Il diritto costituzionale all’insularità: intervista al Prof. Tommaso Edoardo Frosini

insularità

Nell’ambito dei lavori dell’Osservatorio sull’insularità dell’Istituto Eurispes, pubblichiamo l’intervista al Professor Tommaso Edoardo Frosini, Ordinario di diritto pubblico comparato all’Università Suor Orsola Benincasa di Napoli. Il Prof. Frosini evidenzia la sostanziale attinenza tra il diritto costituzionale all’insularità e il compimento dell’art. 3 della nostra Costituzione, che sancisce l’uguaglianza tra tutti i cittadini italiani, dunque senza iniquità determinate dal territorio in cui si vive. Inoltre, per creare una vera continuità territoriale e dare ai cittadini delle isole le stesse possibilità degli abitanti della Penisola, bisogna innanzitutto colmare le lacune relative ai trasporti e al digitale, che sono ancora carenti nei territori insulari. Infine, nel corso del dialogo viene tracciato un significativo parallelo da questione meridionale e insularità, due facce della stessa medaglia che allontanano il nostro Paese da una reale uguaglianza e pari diritti.

Professore, lei è stato tra i primi a indagare il tema delle isole nel diritto pubblico comparato. A quasi 18 anni dal convegno di Sassari, cosa di concreto è cambiato su questo tema?

In effetti, nella primavera del 2006 organizzai un convegno all’Università di Sassari, dove allora insegnavo, sulle Isole nel diritto pubblico comparato ed europeo (i cui Atti vennero pubblicati l’anno successivo dall’editore Giappichelli). Tema insolito e sconosciuto alla dottrina e, pertanto, percepito con iniziale diffidenza. Ero prossimo alla chiamata presso l’Università di Napoli “Suor Orsola Benincasa”, che sarebbe avvenuta con l’a.a. 2007, e ci tenevo a lasciare una testimonianza dell’impegno, durato otto anni, della cattedra di Diritto pubblico comparato nella facoltà giuridica sassarese. Fare un convegno sulle isole in un’isola fu un’idea felice. Perché ci si è potuti calare nella realtà isolana, meglio insulare, e si sono colte meglio le problematiche derivanti dal contesto morfologico geografico. Primo fra tutti, il problema dei trasporti; quindi la difficoltà a esercitare il diritto costituzionale alla libera circolazione. 

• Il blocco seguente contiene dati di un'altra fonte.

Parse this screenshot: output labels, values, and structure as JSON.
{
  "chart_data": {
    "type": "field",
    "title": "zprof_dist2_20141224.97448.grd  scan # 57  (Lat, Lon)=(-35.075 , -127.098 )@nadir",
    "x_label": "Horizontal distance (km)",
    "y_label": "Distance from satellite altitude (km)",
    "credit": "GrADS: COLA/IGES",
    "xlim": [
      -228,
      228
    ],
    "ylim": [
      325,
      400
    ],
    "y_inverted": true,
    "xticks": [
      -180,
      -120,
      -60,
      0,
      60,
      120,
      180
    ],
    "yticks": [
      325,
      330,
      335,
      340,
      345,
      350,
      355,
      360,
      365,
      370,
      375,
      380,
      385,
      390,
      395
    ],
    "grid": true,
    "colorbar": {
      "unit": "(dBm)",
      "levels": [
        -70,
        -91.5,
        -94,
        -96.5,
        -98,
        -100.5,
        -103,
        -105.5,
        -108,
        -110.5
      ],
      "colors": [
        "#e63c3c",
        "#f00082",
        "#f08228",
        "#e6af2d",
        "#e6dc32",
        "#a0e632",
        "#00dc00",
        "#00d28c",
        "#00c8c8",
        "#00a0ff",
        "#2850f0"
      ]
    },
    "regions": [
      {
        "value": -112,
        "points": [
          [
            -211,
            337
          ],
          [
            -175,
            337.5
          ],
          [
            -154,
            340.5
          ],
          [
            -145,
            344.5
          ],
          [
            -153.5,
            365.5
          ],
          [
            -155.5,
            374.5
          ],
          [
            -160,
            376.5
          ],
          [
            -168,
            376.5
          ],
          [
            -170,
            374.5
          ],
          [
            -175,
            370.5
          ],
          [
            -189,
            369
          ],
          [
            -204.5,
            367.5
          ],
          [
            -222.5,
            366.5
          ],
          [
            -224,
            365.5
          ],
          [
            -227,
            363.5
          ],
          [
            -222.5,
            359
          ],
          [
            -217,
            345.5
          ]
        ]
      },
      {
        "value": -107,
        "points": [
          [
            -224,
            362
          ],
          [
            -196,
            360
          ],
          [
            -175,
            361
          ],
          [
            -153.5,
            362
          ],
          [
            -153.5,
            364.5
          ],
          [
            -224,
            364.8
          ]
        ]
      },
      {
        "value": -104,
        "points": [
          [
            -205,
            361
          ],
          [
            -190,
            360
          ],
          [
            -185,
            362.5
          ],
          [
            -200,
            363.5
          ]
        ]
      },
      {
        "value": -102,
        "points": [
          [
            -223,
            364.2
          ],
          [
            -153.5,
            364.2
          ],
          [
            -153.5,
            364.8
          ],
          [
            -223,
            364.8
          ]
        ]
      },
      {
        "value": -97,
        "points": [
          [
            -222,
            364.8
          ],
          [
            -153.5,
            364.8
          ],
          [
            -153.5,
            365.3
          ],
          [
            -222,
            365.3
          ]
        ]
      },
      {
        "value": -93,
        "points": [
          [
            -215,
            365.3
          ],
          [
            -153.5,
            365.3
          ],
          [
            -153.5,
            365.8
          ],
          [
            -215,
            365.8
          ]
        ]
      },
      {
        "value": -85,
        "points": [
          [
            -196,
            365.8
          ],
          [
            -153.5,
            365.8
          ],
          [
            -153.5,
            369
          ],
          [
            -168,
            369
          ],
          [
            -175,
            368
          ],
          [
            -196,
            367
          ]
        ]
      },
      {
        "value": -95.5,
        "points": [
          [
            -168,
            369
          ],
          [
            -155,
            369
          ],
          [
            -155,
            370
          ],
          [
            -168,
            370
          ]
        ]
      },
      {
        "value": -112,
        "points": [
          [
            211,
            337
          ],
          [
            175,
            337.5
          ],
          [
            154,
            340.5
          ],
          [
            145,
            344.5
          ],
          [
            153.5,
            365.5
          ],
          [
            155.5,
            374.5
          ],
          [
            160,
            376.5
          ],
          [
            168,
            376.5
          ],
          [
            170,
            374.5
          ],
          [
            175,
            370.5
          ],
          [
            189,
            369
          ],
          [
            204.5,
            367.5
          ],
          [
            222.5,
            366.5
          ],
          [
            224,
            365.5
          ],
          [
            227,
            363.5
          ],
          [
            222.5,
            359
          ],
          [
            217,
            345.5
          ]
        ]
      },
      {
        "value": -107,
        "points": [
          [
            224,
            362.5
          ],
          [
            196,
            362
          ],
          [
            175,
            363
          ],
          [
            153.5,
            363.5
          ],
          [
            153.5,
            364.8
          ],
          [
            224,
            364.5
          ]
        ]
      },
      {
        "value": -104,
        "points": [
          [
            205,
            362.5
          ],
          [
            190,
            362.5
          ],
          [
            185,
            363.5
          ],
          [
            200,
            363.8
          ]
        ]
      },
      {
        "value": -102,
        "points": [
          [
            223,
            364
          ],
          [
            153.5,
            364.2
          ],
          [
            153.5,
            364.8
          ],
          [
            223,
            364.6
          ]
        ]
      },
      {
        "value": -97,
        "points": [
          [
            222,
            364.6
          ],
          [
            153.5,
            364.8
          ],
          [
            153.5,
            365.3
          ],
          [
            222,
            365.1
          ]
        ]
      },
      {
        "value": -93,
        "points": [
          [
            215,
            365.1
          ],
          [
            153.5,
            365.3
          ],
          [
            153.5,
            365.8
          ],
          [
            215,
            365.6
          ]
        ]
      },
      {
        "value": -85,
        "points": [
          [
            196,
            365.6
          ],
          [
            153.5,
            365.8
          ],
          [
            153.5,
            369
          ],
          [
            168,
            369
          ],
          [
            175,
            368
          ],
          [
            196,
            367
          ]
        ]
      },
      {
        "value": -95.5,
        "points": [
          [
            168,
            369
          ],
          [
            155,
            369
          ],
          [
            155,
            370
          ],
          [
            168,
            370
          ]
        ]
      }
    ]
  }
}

Le isole e soprattutto l’insularità, quale condizione di vita degli abitanti delle isole, un vero e proprio fattore identitario, sono anche oggetto di qualificazione giuridica, specialmente costituzionale. Quindi, non è solo il territorio in quanto tale, e la sua declinazione politico-amministrativa, ma è proprio la condizione speciale degli isolani, che si trovano chiaramente e oggettivamente in una condizione di svantaggio, che si traduce in una serie di ostacoli materiali, che impattano negativamente con il principio di eguaglianza, e non solo. Da qui l’esigenza di ristabilire un corretto equilibrio, in termini di chances, fra chi vive nell’isola e chi nella penisola. Da qui la necessità di provvedere, per il tramite del diritto costituzionale, con una norma promozionale, che rimuova gli ostacoli e promuova delle azioni positive, per consentire, a coloro i quali vivono nelle isole, di superare gli svantaggi socioeconomici e di vedere riconosciuti diritti legati ai servizi essenziali e di interesse pubblico (come per esempio, tra gli altri, il diritto alla mobilità e alla libera circolazione). Il tema dell’insularità è nazionale, in quei paesi dove vi sono isole, come in Italia e Spagna ma non solo, europeo e internazionale.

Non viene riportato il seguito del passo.